When the 18 patients without a diagnosis in group 2 were added to the third group, there were 155 patients with no cause for syncope after initial clinical evaluation. Of these, 33 pursued no further investigations, either because the patients refused or were in poor health or for logistical reasons. Of the remaining 122 patients, a diagnosis was confirmed in 30 after extensive work-up. All 30 had abnormal baseline ECGs. The work-up included 24-hour Holter monitoring, ambulatory loop ECG recording, echocardiography, tilt-table testing, and electrophysiological (EP) studies. Interestingly, although the echocardiograms revealed abnormalities in some patients, none of the abnormalities were considered pertinent to syncope. Holter monitoring, ambulatory loop recording, tilt-table testing, and EP testing helped establish diagnoses in 9, 3, 11, and 7 patients, respectively. This increased the number of patients with a diagnosis to 525 (see Table). These patients were followed for 18 months, during which 55 died. Patients with a cardiac cause of syncope were more likely to die. Also during this period, 95 patients (15%) had 1 or more recurrences of syncope.
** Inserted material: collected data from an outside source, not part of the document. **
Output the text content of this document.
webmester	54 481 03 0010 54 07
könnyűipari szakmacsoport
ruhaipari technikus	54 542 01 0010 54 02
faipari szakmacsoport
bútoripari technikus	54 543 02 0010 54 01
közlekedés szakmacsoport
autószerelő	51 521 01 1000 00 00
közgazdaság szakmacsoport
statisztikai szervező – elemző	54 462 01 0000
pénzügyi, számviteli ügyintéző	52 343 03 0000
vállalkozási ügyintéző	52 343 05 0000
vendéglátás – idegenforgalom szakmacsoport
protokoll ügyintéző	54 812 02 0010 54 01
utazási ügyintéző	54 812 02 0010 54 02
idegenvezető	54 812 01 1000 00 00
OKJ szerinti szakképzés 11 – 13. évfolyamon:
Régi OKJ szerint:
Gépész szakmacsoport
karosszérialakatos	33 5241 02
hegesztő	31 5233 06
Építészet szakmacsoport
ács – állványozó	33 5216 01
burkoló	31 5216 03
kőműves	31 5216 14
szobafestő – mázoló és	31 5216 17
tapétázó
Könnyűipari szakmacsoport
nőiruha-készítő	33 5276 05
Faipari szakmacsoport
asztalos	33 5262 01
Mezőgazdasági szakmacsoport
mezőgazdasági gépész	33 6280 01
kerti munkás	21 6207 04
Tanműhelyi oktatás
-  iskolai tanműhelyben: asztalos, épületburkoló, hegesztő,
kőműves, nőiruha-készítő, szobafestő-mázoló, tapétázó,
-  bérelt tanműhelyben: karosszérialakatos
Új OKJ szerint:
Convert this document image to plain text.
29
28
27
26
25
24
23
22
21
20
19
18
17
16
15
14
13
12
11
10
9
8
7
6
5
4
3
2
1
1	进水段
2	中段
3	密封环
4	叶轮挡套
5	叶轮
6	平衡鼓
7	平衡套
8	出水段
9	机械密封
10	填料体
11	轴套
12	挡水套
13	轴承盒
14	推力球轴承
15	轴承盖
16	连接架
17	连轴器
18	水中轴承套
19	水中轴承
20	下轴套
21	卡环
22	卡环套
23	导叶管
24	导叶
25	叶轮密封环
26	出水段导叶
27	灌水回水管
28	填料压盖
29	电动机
Comment by Allan J. Wilke, MD
Syncope, a short-lived loss of consciousness, accounts for 3% of all emergency room visits (1.1% in this study). It is the result of a bewildering and disparate number of diseases, some of them potentially life threatening, some of them with specific therapies. Its transitory nature, while ultimately a blessing for the patient, makes diagnosis difficult. It is not amenable to our calls to "come back when you have it again." Unless your patient is attached to telemetry or some cardiac event monitor when syncope occurs, the diagnosis is very much an educated guess, but that’s okay. This study’s value is in its reassurance that we can come to a diagnosis, more often than not, with tools that are readily available to anyone practicing adult medicine.
The study does raise some methodological questions. First, this study was done in Geneva, Switzerland. Does Sarasin et al’s study group resemble the patients I see with syncope? Maybe. Although they do not provide ethnic or racial breakdowns, I assume that their patients were predominantly Swiss and probably overwhelmingly Caucasian. Second, is their definition of syncope too broad? For instance, a seizure might look like "a sudden, transient loss of consciousness with an inability to maintain postural tone and spontaneous recovery." However, I would argue that by keeping the definition broad and then assigning a diagnosis (such as seizure) keeps in perspective the reality that, at first, we do not always know what disease has caused the symptom.
The diagnostic yield of an extensive workup (30/155 or 19%) is disappointing. I would like to see a cost analysis of this. It may make sense to limit an extensive work-up to that patient who has an abnormal ECG at baseline.
Dr. Wilke is an Assistant Professor of Family Medicine, Medical College of Ohio, Toledo, Ohio.